Sharks vs. Christmas tree ornaments

This is for those friends of mine who love non-cuddly beasties. (I have a surprising number.) From the London Review of Books:
‘Many scientists don’t like to talk about shark sex,’ Juliet Eilperin writes in her entertaining study of sharks and their world. ‘They worry it will only reinforce the popular perception that these creatures are brutish and unrelenting.’ In as far as we understand the subject – only a few species have been observed mating – the business is ‘very rough’. Larger male sharks have to bite or trap the females to keep them around during courtship; marine biologists can tell when a female has been mating because her skin will be raw or bleeding. The process is so violent that, come the mating season, female nurse sharks will stay in shallow water with their reproductive openings pressed firmly to the sea floor. Otherwise they risk falling prey to roaming bands of males who ‘will take turns inserting their claspers in her’ (the clasper is the shark version of a penis, found in a pair behind the pelvic fins). A litter of fifty pups will have anything from two to seven fathers.

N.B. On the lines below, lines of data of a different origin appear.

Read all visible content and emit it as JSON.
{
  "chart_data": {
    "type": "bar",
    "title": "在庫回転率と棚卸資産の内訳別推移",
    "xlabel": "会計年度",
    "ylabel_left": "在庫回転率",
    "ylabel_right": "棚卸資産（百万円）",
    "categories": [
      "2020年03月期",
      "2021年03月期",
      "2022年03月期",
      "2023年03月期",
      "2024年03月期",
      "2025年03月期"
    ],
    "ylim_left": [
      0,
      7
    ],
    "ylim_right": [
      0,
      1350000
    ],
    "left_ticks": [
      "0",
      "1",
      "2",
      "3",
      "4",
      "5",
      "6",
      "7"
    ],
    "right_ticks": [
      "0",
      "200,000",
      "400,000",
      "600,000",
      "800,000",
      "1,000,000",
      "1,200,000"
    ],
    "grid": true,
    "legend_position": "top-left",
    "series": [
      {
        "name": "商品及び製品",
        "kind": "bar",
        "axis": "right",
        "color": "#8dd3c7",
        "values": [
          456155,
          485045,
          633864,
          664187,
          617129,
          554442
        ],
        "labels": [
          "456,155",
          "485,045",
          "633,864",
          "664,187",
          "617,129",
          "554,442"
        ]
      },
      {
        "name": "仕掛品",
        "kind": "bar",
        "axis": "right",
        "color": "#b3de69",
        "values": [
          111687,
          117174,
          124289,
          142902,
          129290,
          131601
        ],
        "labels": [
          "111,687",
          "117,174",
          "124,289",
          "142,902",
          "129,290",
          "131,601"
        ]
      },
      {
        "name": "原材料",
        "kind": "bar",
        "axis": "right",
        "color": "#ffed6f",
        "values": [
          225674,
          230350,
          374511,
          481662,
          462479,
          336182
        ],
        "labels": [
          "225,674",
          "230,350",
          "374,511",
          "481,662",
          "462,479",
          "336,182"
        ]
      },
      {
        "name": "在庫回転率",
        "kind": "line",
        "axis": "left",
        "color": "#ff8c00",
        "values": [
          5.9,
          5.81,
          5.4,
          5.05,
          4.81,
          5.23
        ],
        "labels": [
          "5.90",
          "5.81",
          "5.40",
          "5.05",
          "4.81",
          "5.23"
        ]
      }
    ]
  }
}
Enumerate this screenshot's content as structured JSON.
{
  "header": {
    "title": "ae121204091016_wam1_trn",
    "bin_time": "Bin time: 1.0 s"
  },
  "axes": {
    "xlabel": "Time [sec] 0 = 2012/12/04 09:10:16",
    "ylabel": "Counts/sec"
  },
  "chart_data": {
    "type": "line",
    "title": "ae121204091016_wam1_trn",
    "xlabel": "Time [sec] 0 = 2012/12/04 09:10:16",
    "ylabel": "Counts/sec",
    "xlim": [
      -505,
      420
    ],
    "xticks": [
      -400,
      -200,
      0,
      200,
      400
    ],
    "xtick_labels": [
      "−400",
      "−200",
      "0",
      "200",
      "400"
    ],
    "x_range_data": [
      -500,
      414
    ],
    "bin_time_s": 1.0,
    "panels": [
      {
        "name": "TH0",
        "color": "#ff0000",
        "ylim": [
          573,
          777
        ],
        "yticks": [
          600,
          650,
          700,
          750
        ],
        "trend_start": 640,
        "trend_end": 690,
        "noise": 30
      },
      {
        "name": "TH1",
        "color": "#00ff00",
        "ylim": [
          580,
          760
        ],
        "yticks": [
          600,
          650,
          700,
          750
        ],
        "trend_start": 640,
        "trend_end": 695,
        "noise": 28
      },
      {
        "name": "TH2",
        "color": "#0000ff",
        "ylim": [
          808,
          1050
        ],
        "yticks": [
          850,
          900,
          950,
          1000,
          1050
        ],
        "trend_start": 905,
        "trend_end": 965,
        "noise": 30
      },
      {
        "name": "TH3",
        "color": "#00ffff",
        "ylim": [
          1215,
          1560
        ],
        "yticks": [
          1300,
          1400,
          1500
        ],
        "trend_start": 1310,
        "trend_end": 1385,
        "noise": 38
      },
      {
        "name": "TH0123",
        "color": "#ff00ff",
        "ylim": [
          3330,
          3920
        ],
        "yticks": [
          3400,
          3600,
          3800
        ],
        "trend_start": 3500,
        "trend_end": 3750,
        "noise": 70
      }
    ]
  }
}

But the reproductive story gets rougher still. A number of shark species go in for oophagy, or uterine cannibalism. Sand tiger foetuses ‘eat each other in utero, acting out the harshest form of sibling rivalry imaginable’. Only two babies emerge, one from each of the mother shark’s uteruses: the survivors have eaten everything else. ‘A female sand tiger gives birth to a baby that’s already a metre long and an experienced killer,’ explains Demian Chapman, an expert on the subject.
But do bear in mind:
[S]hark attacks are an exotic rarity. There were 75 verified shark attacks last year, and 12 fatalities. Even in the US, a global hotspot, you are forty times more likely to be hospitalised by a Christmas tree ornament than by a shark.